What are the risks and benefits of this therapy?  

Dr. Jeffrey Matous:

The risks are pretty similar to the risks from CAR T-cell therapy, so Cytokine Release Syndrome. That usually occurs during the first week. Neurologic toxicity is, I think, less frequent with the bispecific antibodies, but infections and low blood counts definitely a concern with these bispecific antibodies, requires a lot of monitoring without any doubt.  

Now, the other thing about the bispecific antibodies, there’s, right now, they’ve been in the realm of the larger centers, so myeloma centers is where people have been getting these bispecific antibodies, but there’s absolutely no question in my mind that these bispecific antibodies are going to be available through almost every general hematology, oncology practitioner’s office, but not for a while. The docs that aren’t used to giving these medicines are a little – they’re being quite cautious rolling them out in their practices right now. There are still a lot of questions as these roll out, and so, right now, I think teclistamab is still largely unavailable outside myeloma centers, but that’s going to change, I think, even over 2023 and definitely into 2024. 

Katherine:

Okay. That’s really good news. For patients who want to know more about bispecifics, what questions should they be asking their healthcare team? 

Dr. Jeffrey Matous:

Again, the same thing is – the same questions. Well, teclistamab is approved by the FDA. What other bispecifics are there? What about combinations? What about clinical trials? And then, that’s what you want to ask for sure. Then, how often do I need to come in the office? With teclistamab, the answer is weekly.  

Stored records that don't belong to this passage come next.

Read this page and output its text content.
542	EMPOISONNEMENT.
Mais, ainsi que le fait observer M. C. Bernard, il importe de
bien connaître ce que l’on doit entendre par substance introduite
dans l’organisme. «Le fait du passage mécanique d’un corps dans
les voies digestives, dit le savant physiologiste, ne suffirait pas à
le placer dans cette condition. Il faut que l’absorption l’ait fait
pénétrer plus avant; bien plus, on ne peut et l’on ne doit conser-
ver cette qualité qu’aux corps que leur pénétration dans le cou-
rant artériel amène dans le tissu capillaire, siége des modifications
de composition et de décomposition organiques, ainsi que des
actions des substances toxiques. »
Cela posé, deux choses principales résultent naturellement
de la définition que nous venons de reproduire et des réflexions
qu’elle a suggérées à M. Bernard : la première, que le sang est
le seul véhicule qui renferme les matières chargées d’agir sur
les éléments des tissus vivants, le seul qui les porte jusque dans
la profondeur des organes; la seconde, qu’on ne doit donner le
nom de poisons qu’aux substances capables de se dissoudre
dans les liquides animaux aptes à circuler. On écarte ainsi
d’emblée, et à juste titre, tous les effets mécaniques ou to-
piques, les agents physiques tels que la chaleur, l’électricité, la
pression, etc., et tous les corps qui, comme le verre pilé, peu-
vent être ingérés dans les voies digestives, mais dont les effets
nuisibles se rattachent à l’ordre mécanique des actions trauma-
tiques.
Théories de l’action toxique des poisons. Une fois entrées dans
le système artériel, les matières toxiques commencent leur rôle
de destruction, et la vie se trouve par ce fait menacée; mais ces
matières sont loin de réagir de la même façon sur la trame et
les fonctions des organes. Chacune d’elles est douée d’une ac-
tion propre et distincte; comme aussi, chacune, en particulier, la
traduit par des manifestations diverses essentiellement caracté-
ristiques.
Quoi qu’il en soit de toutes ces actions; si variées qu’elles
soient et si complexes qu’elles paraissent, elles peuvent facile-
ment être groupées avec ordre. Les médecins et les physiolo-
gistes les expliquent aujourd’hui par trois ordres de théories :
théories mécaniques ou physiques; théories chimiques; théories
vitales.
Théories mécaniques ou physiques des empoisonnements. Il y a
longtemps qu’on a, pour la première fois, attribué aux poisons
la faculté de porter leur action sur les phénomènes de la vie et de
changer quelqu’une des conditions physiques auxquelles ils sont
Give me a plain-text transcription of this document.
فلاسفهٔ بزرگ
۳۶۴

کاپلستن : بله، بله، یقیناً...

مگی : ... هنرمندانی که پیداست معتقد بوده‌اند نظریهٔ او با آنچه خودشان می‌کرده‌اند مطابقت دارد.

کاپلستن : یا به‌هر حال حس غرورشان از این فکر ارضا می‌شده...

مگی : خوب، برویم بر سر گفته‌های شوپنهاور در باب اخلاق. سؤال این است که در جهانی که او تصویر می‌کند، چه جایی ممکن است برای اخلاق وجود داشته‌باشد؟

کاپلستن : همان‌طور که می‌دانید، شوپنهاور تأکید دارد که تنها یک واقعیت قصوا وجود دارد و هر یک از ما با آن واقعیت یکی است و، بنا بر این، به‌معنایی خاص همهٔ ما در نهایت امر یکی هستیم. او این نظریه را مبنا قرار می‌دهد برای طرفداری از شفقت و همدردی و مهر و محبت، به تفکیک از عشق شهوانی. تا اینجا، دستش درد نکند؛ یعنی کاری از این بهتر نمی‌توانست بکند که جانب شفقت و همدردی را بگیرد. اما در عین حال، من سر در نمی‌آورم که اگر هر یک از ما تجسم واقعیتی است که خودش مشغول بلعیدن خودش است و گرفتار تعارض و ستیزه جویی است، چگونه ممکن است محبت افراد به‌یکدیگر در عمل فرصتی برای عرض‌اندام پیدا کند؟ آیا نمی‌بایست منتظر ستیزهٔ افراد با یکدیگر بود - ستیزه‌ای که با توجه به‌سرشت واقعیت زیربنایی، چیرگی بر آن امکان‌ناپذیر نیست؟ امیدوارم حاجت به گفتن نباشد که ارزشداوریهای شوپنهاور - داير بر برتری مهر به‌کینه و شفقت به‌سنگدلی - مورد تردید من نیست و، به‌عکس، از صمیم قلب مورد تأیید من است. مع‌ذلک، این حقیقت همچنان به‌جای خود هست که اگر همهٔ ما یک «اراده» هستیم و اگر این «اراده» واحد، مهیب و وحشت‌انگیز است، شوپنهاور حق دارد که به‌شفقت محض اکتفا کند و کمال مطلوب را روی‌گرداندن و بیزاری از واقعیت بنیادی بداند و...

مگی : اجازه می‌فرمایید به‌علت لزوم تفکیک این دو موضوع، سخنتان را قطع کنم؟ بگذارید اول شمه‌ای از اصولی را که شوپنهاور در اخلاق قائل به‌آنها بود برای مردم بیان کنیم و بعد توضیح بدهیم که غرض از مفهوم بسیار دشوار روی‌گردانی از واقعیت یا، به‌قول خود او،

If they say for how long, it’s until it quits working or you have side effects, and then you can’t take it anymore. That’s the way the FDA label is. And so, it’s a big commitment to go on these treatments, but they’re effective. You ask me about the effectiveness of these drugs and, essentially, all the studies with these different bispecifics, including teclistamab, have been studied initially in people who have seen every myeloma treatment. They’ve had an average of about six different myeloma treatments. 

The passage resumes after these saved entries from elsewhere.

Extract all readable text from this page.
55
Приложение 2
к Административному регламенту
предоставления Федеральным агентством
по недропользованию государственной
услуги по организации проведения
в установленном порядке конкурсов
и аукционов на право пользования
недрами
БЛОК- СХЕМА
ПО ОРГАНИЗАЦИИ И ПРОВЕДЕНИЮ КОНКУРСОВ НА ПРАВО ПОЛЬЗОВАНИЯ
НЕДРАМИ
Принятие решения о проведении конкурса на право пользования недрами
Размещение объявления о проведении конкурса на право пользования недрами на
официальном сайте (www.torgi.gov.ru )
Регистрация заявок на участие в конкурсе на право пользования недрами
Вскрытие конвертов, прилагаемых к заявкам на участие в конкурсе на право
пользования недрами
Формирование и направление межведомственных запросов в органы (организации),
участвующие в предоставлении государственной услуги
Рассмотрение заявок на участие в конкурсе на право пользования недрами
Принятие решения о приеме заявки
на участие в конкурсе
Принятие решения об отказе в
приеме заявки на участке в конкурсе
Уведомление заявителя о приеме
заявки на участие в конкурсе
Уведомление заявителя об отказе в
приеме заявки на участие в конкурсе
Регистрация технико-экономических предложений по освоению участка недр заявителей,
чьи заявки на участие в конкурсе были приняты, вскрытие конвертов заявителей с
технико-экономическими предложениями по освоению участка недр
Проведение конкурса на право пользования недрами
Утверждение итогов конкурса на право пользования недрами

They’ve seen all the drugs. They’re not working anymore. They’re in trouble. They’re in a pinch, and roughly, seven out of ten people have dramatic responses to these bispecifics when they’re treated, which we’ve never had anything like this at all in the myeloma world. 

Katherine:

Wow. Do the side effects go away at some point? 

Dr. Jeffrey Matous:

The side effects are completely manageable. Yeah and you can – by and large, you can adjust the bispecific, either the schedule or different things, to make these completely tolerable for patients. 

Katherine:

Okay. 

Dr. Jeffrey Matous:

Very few patients on our trials, with these bispecifics, who we have not been able to manage and, pretty much, handle all the – any side effect that occurs.